The McLaren Formula One team is in pole position to get a seat on the board of the sport following the recent sale of a 25% stake in the outfit which was owned by its former chairman Ron Dennis.
McLaren is now on track to join the exclusive club of Ferrari and reigning champions Mercedes which both have a say in how F1 is run through having a director on the board of the sport's parent company.
McLaren has been racing in F1 since 1966 and goes into this weekend's British Grand Prix in last place after a dismal start to the year. The team's lead driver Fernando Alonso crashed out of yesterday's Austrian Grand Prix on the first lap when Toro Rosso driver Daniil Kvyat ran into him. Alonso's team mate Stoffel Vandoorne finished out of the points in 12th place. Away from the track the team has been making headlines.
At the end of last month McLaren announced that Dennis would be replaced by Sheikh Mohammed bin Essa Al Khalifa who represents the Bahrain wealth fund which controls the team. Saudi tycoon Mansour Ojjeh is the second-biggest single shareholder followed by private individuals who own 21%.
The owners have been locked in a bitter dispute with Dennis over the past five years and it is understood that this was a hurdle to McLaren taking up an F1 board seat which it was offered in 2012 as a benefit of committing to race in the sport.
Ferrari and reigning champions Mercedes also got a similar offer and, unlike McLaren, they took it up. In 2014 F1’s former boss Bernie Ecclestone lifted the lid on what was holding it up when he said that “McLaren could have a director if they made their mind up.”
Company documents released on Friday by F1’s owner Liberty Media reveal that McLaren still hasn’t appointed a director. They state that F1’s “agreements with McLaren and Mercedes grant the corporate parent of each of those teams (McLaren Group Limited and Daimler AG, respectively) the right to appoint a team director. Ferrari has an equivalent right...Each of Daimler AG and Ferrari has exercised the relevant right and appointed a team director.”
Now that McLaren has cleared its shareholder gridlock the team is in a position to take up the board seat. A source close to the team acknowledges this and says “I don’t think McLaren has made any decisions on it yet.”
McLaren itself is buying the shares which Dennis owned and it is using loans to finance the purchase. In addition to owning the team, McLaren makes super-cars and has a division which applies F1 technology to other industries. McLaren had total revenue of £898m in 2016 and the share sale gives the company a turbo-charged valuation of £2.4bn. In contrast, its performance on track is stuck in the slow lane and it has scored just two points this year after nine races.

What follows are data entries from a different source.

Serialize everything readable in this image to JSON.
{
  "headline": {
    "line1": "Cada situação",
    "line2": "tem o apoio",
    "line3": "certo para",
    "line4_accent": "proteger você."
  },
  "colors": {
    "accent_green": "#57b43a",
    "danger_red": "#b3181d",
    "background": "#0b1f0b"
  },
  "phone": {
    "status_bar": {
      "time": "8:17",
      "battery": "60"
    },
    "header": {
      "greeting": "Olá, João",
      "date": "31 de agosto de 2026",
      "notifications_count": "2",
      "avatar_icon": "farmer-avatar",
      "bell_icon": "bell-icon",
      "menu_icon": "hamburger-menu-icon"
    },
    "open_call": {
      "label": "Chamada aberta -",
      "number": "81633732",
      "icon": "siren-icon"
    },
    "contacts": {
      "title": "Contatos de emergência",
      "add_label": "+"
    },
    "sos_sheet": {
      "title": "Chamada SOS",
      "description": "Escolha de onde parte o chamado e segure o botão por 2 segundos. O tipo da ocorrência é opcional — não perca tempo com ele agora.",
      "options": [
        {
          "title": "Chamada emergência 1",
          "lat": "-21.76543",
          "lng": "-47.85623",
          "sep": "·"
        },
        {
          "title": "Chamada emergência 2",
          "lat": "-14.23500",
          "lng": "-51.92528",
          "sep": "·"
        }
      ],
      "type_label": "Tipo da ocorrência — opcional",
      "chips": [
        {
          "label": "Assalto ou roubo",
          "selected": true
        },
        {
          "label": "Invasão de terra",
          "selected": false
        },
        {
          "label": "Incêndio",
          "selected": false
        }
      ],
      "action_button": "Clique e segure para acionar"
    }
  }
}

McLaren has the second-highest tally of F1 drivers’ championships with legends including Alain Prost, Ayrton Senna and Lewis Hamilton all steering the team to victory. Since Dennis joined 37 years ago it has notched up 158 Grand Prix wins and 17 F1 championships. However, in recent years its performance has reversed following a disastrous switch in 2015 to Honda engines from ones made by Mercedes which currently dominates the sport.